BCIT Environmental Public Health Journal ◽

10.47339/ephj.2020.25 ◽

2020 ◽

Author(s):

Dianna Vuu ◽

BCIT School of Health Sciences, Environmental Health ◽

Helen Heacock

Keyword(s):

Water Activity ◽

Intrinsic Factor ◽

Egg Yolk ◽

Minimum Amount ◽

P Value ◽

Food Borne ◽

Food Borne Illness ◽

Egg Yolks ◽

Time Required ◽

Treatment Step

Background: Egg yolk parmesan recipes have been gaining popularity since 2015. Most recipes include a heat treatment step which would kill egg-associated pathogens such as salmonella, however a significant number of recipes do not; resulting in a higher risk of salmonella growth and thus higher potential to cause food borne illness. Methods: Salt-curing affects an intrinsic factor called water activity (Aw).
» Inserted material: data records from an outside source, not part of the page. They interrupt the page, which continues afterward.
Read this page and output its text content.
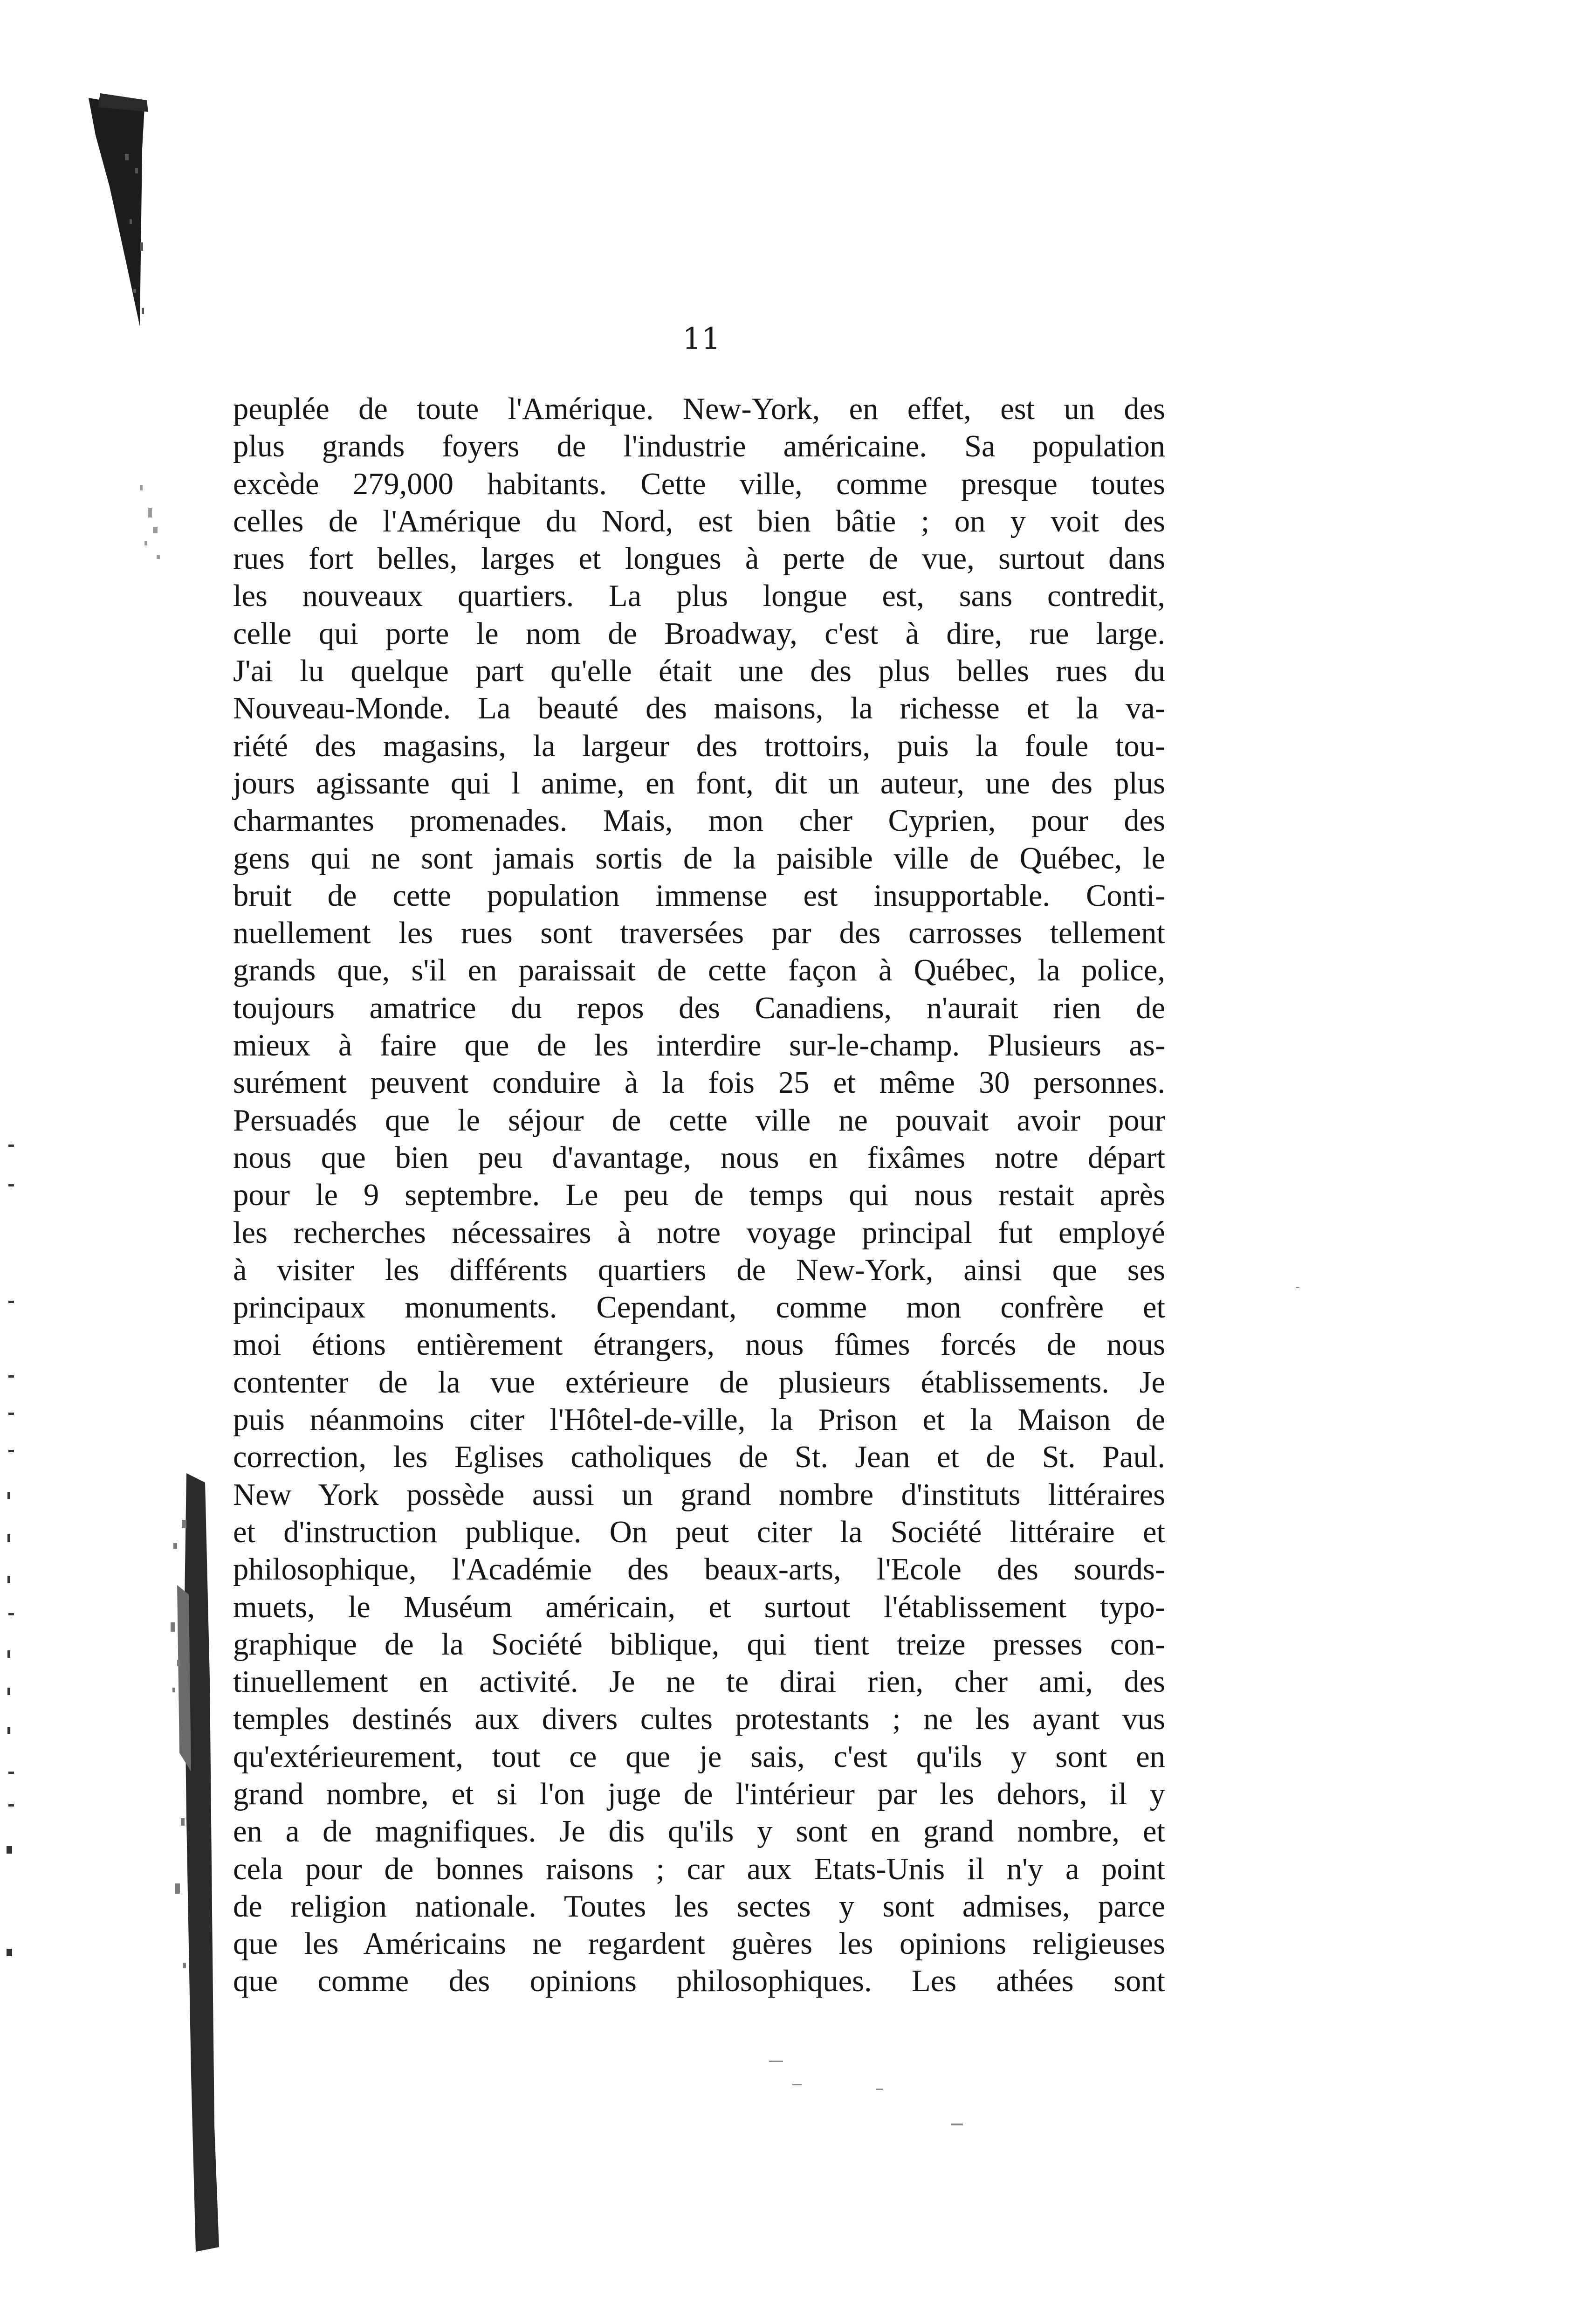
11
peuplée de toute l'Amérique. New-York, en effet, est un des
plus grands foyers de l'industrie américaine. Sa population
excède 279,000 habitants. Cette ville, comme presque toutes
celles de l'Amérique du Nord, est bien bâtie ; on y voit des
rues fort belles, larges et longues à perte de vue, surtout dans
les nouveaux quartiers. La plus longue est, sans contredit,
celle qui porte le nom de Broadway, c'est à dire, rue large.
J'ai lu quelque part qu'elle était une des plus belles rues du
Nouveau-Monde. La beauté des maisons, la richesse et la va-
riété des magasins, la largeur des trottoirs, puis la foule tou-
jours agissante qui l anime, en font, dit un auteur, une des plus
charmantes promenades. Mais, mon cher Cyprien, pour des
gens qui ne sont jamais sortis de la paisible ville de Québec, le
bruit de cette population immense est insupportable. Conti-
nuellement les rues sont traversées par des carrosses tellement
grands que, s'il en paraissait de cette façon à Québec, la police,
toujours amatrice du repos des Canadiens, n'aurait rien de
mieux à faire que de les interdire sur-le-champ. Plusieurs as-
surément peuvent conduire à la fois 25 et même 30 personnes.
Persuadés que le séjour de cette ville ne pouvait avoir pour
nous que bien peu d'avantage, nous en fixâmes notre départ
pour le 9 septembre. Le peu de temps qui nous restait après
les recherches nécessaires à notre voyage principal fut employé
à visiter les différents quartiers de New-York, ainsi que ses
principaux monuments. Cependant, comme mon confrère et
moi étions entièrement étrangers, nous fûmes forcés de nous
contenter de la vue extérieure de plusieurs établissements. Je
puis néanmoins citer l'Hôtel-de-ville, la Prison et la Maison de
correction, les Eglises catholiques de St. Jean et de St. Paul.
New York possède aussi un grand nombre d'instituts littéraires
et d'instruction publique. On peut citer la Société littéraire et
philosophique, l'Académie des beaux-arts, l'Ecole des sourds-
muets, le Muséum américain, et surtout l'établissement typo-
graphique de la Société biblique, qui tient treize presses con-
tinuellement en activité. Je ne te dirai rien, cher ami, des
temples destinés aux divers cultes protestants ; ne les ayant vus
qu'extérieurement, tout ce que je sais, c'est qu'ils y sont en
grand nombre, et si l'on juge de l'intérieur par les dehors, il y
en a de magnifiques. Je dis qu'ils y sont en grand nombre, et
cela pour de bonnes raisons ; car aux Etats-Unis il n'y a point
de religion nationale. Toutes les sectes y sont admises, parce
que les Américains ne regardent guères les opinions religieuses
que comme des opinions philosophiques. Les athées sont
At 0.93 Aw or below salmonella is unable to grow. This study measured the minimum amount of time required for the salt curing process to inhibit the growth of salmonella. To achieve this batches of egg yolk parmesan were made using varying curing durations and then the water activity of the finished product was measured. A one sample t-test statistical analysis was conducted to determine if, with 99% confidence, the water activity of yolks cured for the chosen duration can reliably reduce water activity below 0.93. Results: The minimum amount of time required for the water activity to decrease below 0.93 was 24 hours. Results were as follows: N = 39; the p-value is 0.0000000 and the power is 1.0000000. Conclusion: This is strong evidence to suggest that large grade A chicken egg yolks cured in a 74% kosher salt and 26% white granulated sugar mixture for 24 hours at refrigeration temperature will have a water activity below 0.93. Therefore, it can be concluded that curing for 24 hours will inhibit potential salmonella growth.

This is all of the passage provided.